Oil prices have come under fresh selling pressure today following some initial strength at the start of the week as traders reacted to optimism over an expected US/China trade deal to be agreed this week. High levels talks over the weekend resulted in US and Chinese officials agreeing a framework for a deal which will include a fresh pause on tariffs beyond the Nov 10th deadline as well as provisions on US access to Chinese rare earth materials. The news has sparked a fresh risk-on mood across markets this week with equities and commodities rallying while gold and other safe-havens soften. Crude prices had initially been part of this risk on move; however, focus appears to have shifted back to over supply concerns with crude coming under fresh pressure accordingly.

Oversupply Fears Remain

A recent forecast from the IEA, projecting heavy oversupply in the coming year, remains a key headwind for crude bulls. The IEA signalled that rising production from American producers 9USA, Canada, Brazil, Guyana and Argentina, is expected to keep prices pressured through year end despite the better outlook on US/China trade now. A steady rise in OPEC+ output over the last six months has been a key theme in oil markets and with furtehr output hikes expected, oil could struggle to find higher ground.
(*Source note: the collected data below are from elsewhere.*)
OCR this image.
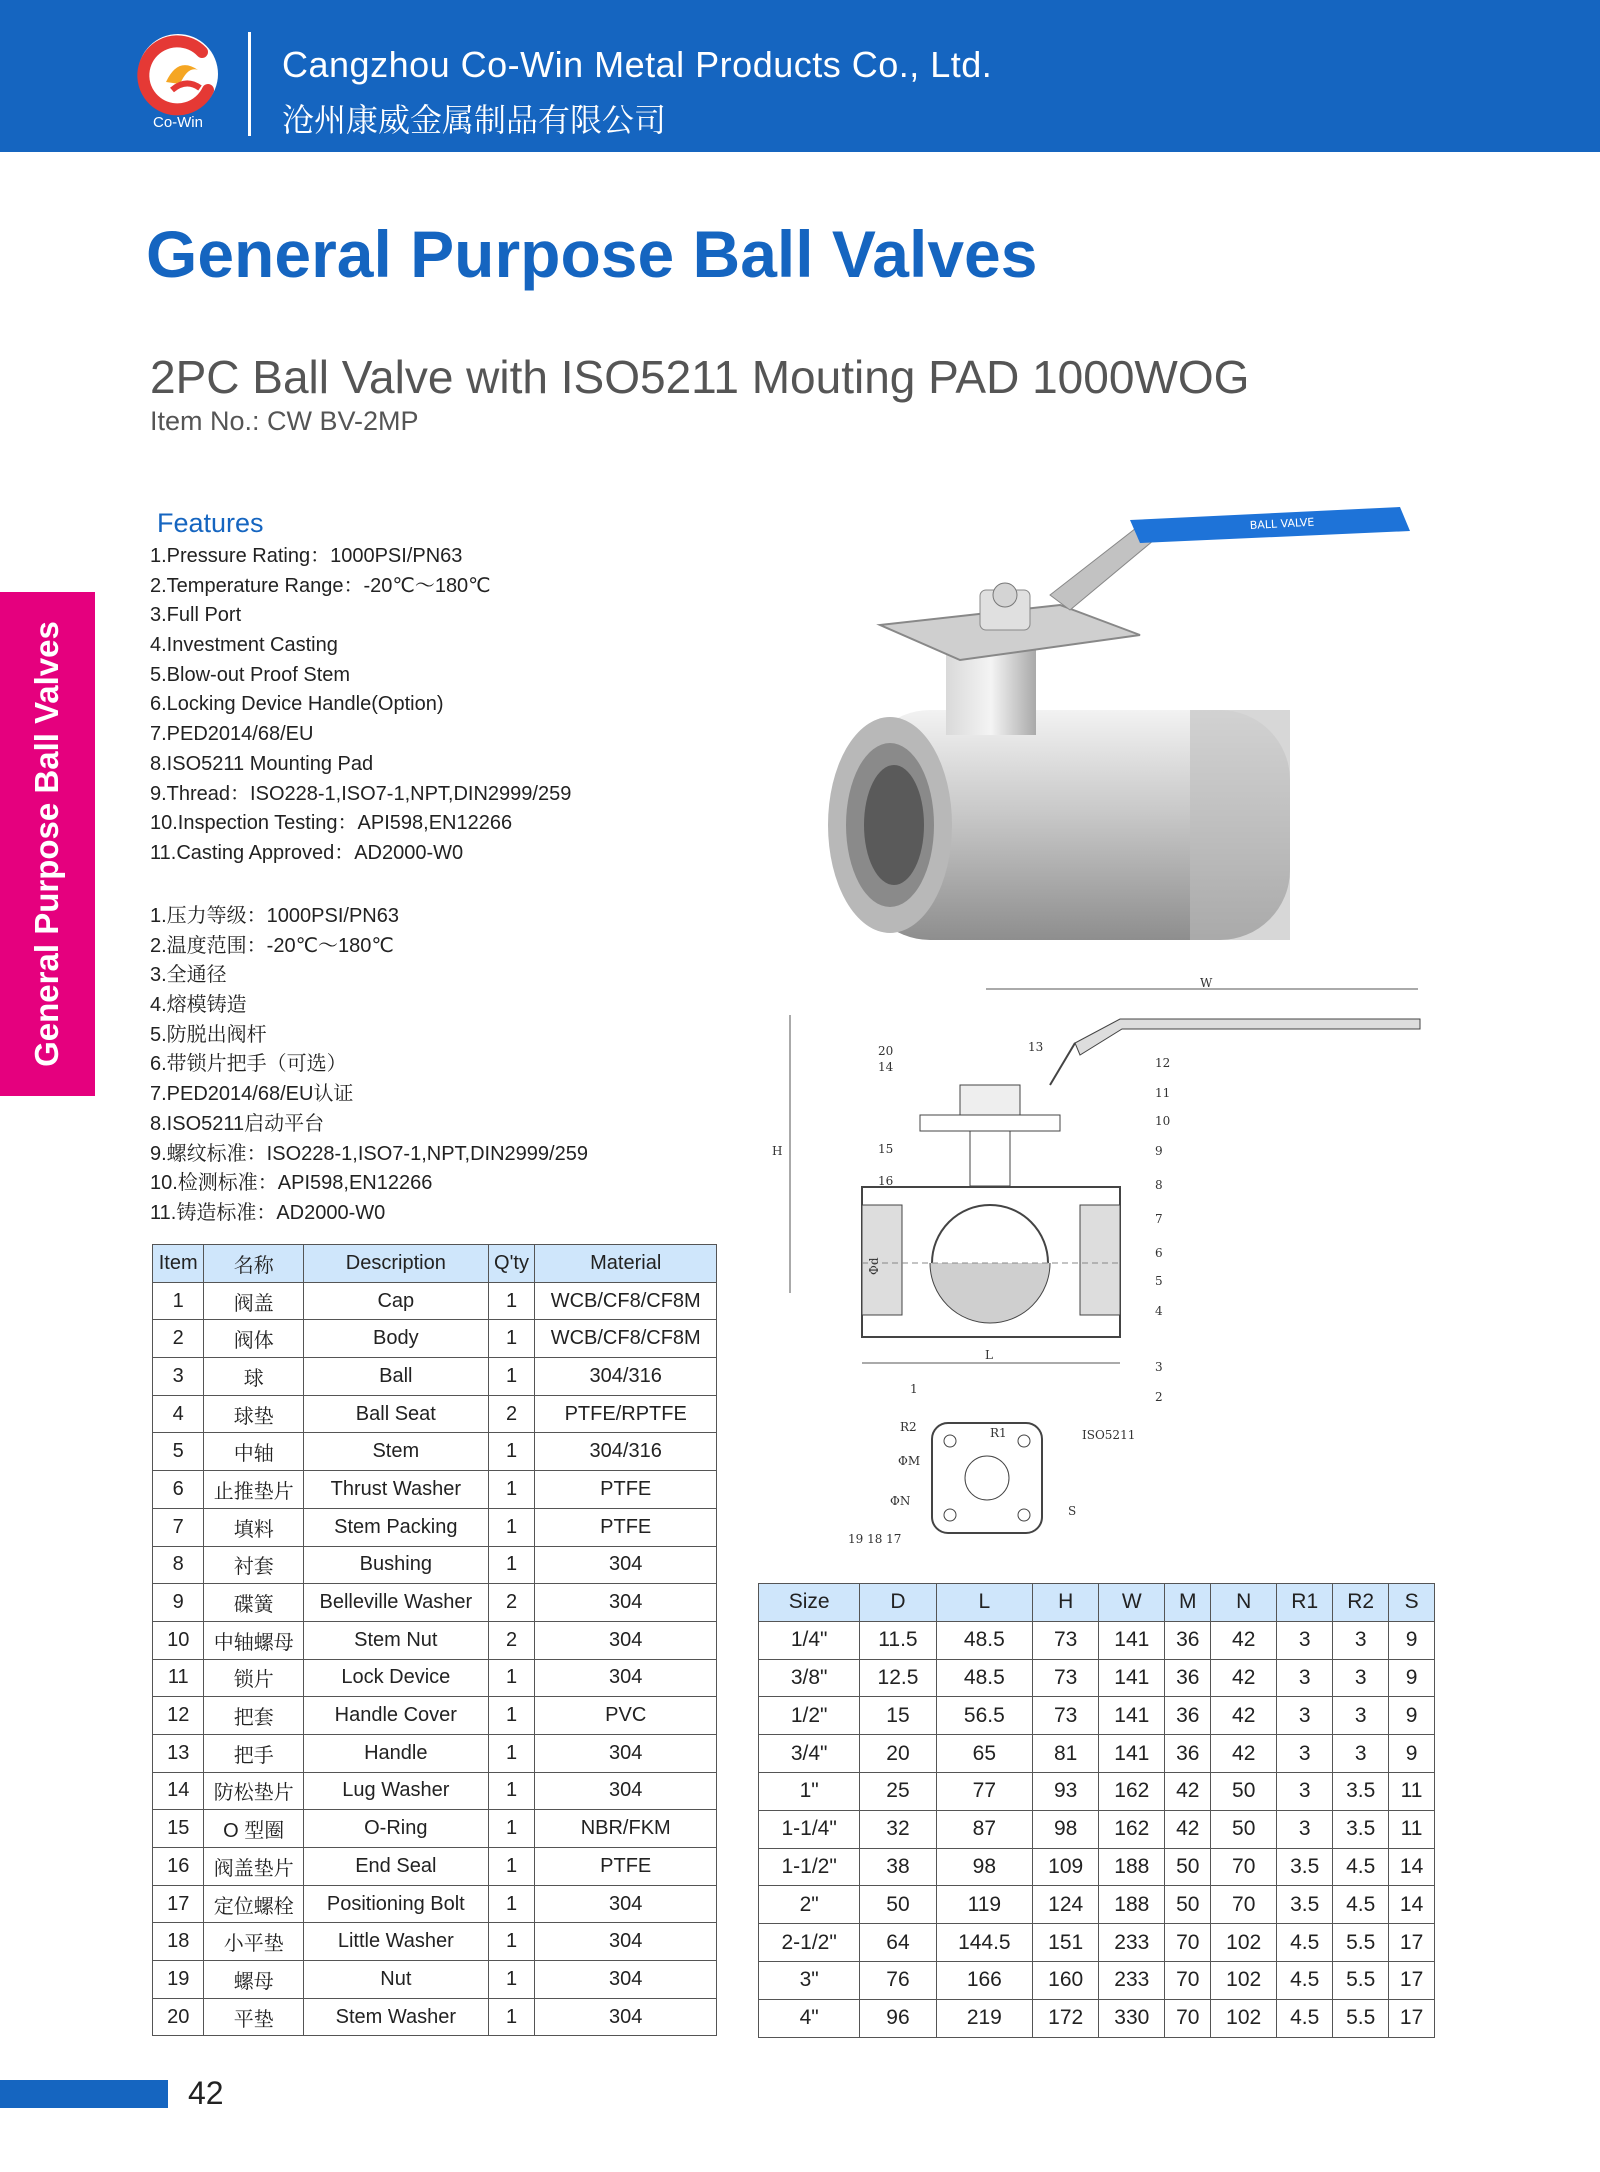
Co-Win
Cangzhou Co-Win Metal Products Co., Ltd.
沧州康威金属制品有限公司
General Purpose Ball Valves
2PC Ball Valve with ISO5211 Mouting PAD 1000WOG
Item No.: CW BV-2MP
General Purpose Ball Valves
Features
1.Pressure Rating：1000PSI/PN63
2.Temperature Range：-20℃～180℃
3.Full Port
4.Investment Casting
5.Blow-out Proof Stem
6.Locking Device Handle(Option)
7.PED2014/68/EU
8.ISO5211 Mounting Pad
9.Thread：ISO228-1,ISO7-1,NPT,DIN2999/259
10.Inspection Testing：API598,EN12266
11.Casting Approved：AD2000-W0
1.压力等级：1000PSI/PN63
2.温度范围：-20℃～180℃
3.全通径
4.熔模铸造
5.防脱出阀杆
6.带锁片把手（可选）
7.PED2014/68/EU认证
8.ISO5211启动平台
9.螺纹标准：ISO228-1,ISO7-1,NPT,DIN2999/259
10.检测标准：API598,EN12266
11.铸造标准：AD2000-W0
BALL VALVE
W
H
Φd
L
20
14
15
16
1
13
12
11
10
9
8
7
6
5
4
3
2
R2	R1
ΦM
ΦN
S
ISO5211
19 18 17
Item	名称	Description	Q'ty	Material
1	阀盖	Cap	1	WCB/CF8/CF8M
2	阀体	Body	1	WCB/CF8/CF8M
3	球	Ball	1	304/316
4	球垫	Ball Seat	2	PTFE/RPTFE
5	中轴	Stem	1	304/316
6	止推垫片	Thrust Washer	1	PTFE
7	填料	Stem Packing	1	PTFE
8	衬套	Bushing	1	304
9	碟簧	Belleville Washer	2	304
10	中轴螺母	Stem Nut	2	304
11	锁片	Lock Device	1	304
12	把套	Handle Cover	1	PVC
13	把手	Handle	1	304
14	防松垫片	Lug Washer	1	304
15	O 型圈	O-Ring	1	NBR/FKM
16	阀盖垫片	End Seal	1	PTFE
17	定位螺栓	Positioning Bolt	1	304
18	小平垫	Little Washer	1	304
19	螺母	Nut	1	304
20	平垫	Stem Washer	1	304
Size	D	L	H	W	M	N	R1	R2	S
1/4"	11.5	48.5	73	141	36	42	3	3	9
3/8"	12.5	48.5	73	141	36	42	3	3	9
1/2"	15	56.5	73	141	36	42	3	3	9
3/4"	20	65	81	141	36	42	3	3	9
1"	25	77	93	162	42	50	3	3.5	11
1-1/4"	32	87	98	162	42	50	3	3.5	11
1-1/2"	38	98	109	188	50	70	3.5	4.5	14
2"	50	119	124	188	50	70	3.5	4.5	14
2-1/2"	64	144.5	151	233	70	102	4.5	5.5	17
3"	76	166	160	233	70	102	4.5	5.5	17
4"	96	219	172	330	70	102	4.5	5.5	17
42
However, a concrete deal between the US and China this week, as well as a fresh Fed rate-cut should offer further near-term upside at the very least.

Technical Views

Crude

The rally in crude off the 57.42 level has stalled for now into a test of the 61.39 level and bearish trend line from summer highs. With momentum studies falling, risks of a fresh test of 57.42 are seen with the potential for a deeper move towards 55 and 51.31 longer-run. Bulls need to see price above the bear trend line to alleviate these downside risks.